Question: My parents are concerned about protecting their home. Some people have recommended that we consider creating a trust while others have suggested that they transfer the house to my siblings and me, with my parents retaining a life estate, which is a better idea?
Answer: This issue comes up often in our practice. For starters, an explanation of the two planning tools is probably necessary so that you can make the choice that is best for you. A deed with a life estate legally transfers the title of property to a designated party after the death of the original party. The original party retains the right to live in the house and is responsible for all household expenses. A transfer of a deed into an irrevocable trust transfers the title of property to the beneficiaries of the trust after the death of the trust creator. Like a deed with a life estate, the creator of the trust retains the right to live in the house and is responsible for all household expenses. The trust is considered a Grantor Trust for tax purposes, meaning that the Grantor is still considered the owner for tax purposes.

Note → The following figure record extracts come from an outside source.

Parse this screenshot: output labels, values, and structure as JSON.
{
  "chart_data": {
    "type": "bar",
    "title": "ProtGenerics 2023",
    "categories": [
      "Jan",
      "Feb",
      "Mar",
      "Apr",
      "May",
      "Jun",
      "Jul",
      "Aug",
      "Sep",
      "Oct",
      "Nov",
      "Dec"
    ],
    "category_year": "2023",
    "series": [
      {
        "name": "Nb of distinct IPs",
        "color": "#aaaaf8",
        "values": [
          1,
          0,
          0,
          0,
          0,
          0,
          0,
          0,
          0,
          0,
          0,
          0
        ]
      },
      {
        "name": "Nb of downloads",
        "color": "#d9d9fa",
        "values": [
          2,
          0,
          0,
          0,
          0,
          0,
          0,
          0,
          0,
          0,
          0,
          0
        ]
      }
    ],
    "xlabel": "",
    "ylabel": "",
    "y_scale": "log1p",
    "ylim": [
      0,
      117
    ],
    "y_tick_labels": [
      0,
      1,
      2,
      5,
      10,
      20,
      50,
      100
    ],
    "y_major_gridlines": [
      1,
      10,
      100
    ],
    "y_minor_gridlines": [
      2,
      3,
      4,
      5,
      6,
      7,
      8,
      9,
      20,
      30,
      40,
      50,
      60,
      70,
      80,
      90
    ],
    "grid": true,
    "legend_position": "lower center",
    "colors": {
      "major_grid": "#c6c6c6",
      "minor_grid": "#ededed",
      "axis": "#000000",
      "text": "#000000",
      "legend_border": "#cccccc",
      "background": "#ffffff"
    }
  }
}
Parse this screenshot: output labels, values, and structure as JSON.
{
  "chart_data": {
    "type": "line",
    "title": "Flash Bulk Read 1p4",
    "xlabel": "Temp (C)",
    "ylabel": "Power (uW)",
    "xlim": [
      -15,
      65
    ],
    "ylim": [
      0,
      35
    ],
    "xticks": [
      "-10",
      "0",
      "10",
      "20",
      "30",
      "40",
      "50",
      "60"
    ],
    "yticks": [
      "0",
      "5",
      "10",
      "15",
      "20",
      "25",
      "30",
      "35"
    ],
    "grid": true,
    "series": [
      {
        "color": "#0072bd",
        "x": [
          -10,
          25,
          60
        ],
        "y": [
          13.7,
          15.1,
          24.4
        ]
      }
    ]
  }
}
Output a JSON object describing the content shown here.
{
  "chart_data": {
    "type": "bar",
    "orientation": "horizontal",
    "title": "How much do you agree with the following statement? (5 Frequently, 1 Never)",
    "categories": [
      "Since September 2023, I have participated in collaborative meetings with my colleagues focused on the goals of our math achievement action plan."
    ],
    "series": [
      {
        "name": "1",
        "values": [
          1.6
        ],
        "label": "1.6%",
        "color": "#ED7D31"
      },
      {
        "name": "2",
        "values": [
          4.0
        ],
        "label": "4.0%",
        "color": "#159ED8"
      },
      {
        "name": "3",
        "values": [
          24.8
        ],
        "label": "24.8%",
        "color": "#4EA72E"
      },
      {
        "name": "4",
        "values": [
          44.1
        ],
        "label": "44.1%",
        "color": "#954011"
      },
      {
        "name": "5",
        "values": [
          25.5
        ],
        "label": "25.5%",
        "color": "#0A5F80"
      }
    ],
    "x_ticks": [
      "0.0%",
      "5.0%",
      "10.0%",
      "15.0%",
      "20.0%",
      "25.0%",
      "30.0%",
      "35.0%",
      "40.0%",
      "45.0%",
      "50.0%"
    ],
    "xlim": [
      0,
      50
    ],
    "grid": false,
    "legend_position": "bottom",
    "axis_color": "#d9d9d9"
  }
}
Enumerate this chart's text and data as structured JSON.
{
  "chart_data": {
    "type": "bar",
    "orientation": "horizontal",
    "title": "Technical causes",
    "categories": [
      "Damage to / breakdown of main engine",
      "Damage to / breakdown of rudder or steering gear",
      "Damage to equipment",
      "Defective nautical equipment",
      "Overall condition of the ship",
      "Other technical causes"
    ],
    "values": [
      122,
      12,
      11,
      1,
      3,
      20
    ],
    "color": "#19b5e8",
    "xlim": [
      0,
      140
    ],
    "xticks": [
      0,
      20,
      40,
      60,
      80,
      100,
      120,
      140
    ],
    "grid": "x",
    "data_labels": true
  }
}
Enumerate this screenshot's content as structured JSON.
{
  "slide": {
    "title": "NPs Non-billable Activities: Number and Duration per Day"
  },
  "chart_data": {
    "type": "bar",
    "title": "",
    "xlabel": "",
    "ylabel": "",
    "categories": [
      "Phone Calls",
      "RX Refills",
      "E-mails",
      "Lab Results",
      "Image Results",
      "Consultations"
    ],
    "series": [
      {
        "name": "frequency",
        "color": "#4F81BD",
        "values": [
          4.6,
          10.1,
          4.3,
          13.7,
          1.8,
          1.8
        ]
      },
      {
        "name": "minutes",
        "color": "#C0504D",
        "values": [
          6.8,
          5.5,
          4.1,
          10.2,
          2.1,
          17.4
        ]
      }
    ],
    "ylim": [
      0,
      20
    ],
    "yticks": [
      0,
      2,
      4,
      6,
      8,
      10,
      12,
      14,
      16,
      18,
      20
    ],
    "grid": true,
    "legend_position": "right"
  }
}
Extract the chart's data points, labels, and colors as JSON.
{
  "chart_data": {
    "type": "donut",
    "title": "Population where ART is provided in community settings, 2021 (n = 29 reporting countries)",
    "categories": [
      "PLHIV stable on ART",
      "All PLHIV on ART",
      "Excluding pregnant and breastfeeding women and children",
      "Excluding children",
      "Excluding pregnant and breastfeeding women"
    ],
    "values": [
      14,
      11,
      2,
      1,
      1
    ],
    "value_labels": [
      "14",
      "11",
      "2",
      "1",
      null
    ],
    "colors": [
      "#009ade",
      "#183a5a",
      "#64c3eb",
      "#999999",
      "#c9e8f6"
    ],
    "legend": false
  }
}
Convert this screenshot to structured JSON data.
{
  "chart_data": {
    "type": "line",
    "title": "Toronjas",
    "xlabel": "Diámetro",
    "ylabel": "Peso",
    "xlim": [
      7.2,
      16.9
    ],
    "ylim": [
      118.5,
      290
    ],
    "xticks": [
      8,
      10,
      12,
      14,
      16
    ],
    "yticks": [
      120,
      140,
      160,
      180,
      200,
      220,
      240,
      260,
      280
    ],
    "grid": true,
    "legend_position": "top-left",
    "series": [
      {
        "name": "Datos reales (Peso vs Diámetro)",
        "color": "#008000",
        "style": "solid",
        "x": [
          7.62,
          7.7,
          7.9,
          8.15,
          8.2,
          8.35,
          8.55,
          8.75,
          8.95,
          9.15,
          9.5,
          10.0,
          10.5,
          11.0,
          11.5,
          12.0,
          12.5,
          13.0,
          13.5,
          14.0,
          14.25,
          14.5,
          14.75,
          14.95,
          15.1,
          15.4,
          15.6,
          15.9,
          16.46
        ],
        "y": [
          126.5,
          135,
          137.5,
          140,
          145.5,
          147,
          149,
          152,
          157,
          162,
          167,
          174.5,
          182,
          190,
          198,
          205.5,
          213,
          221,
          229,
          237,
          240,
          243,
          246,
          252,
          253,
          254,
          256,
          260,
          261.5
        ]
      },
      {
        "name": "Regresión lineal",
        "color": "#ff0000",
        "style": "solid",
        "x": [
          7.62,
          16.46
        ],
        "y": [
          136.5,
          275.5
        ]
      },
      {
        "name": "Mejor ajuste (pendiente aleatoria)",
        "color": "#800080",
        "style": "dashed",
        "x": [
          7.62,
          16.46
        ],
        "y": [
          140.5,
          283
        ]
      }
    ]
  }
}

Planning for Medicaid and Asset Protection
A deed with a life estate and a deed to an irrevocable trust both start the five-year look-back with respect to Medicaid planning and asset protection. Both transfers would allow your parents to retain certain rights with respect to lifetime use of the property including tax benefits associated with ownership including enhanced star benefit, Veteran’s benefit and any capital gains exemptions they would otherwise be eligible to receive. However, there are several benefits to a deed transfer to an irrevocable trust over a deed with a life estate.
First, transferring the house to an irrevocable trust would give your parents more flexibility than a deed with a life estate. For example, if a deed with a life estate needed to be transferred back to your parents and one of the children refuse to sign the deed; the parent would have no recourse to get the property back into their names. Additionally, the property could be subject to the children’s creditors and/or divorcing spouses. Contrast that with a transfer to an irrevocable trust, the Grantor would be able to amend or revoke the irrevocable trust with permission from the beneficiaries and the Grantor would maintain the ability to change beneficiary at any time. Therefore, if a change was required and one of the children did not agree, the Grantor could simply remove that child and make the change.
Another reason to transfer the house to an irrevocable trust is that if the property is sold during the Grantor’s lifetime, the Grantor would retain the capital gains exemption of $250,000.00. If the property is sold with a deed with a life estate, the parent would only be able to use the capital gains exemption with respect to the value associated with the life estate which would only be a portion of the total value of the property.
Estate Tax Planning for Your Family
The transfer into an irrevocable trust offers flexibility in planning, maintenance in any current tax exemptions and complete asset protection. In order to determine which option is best for your individual situation, you should consult an elder law attorney in your area.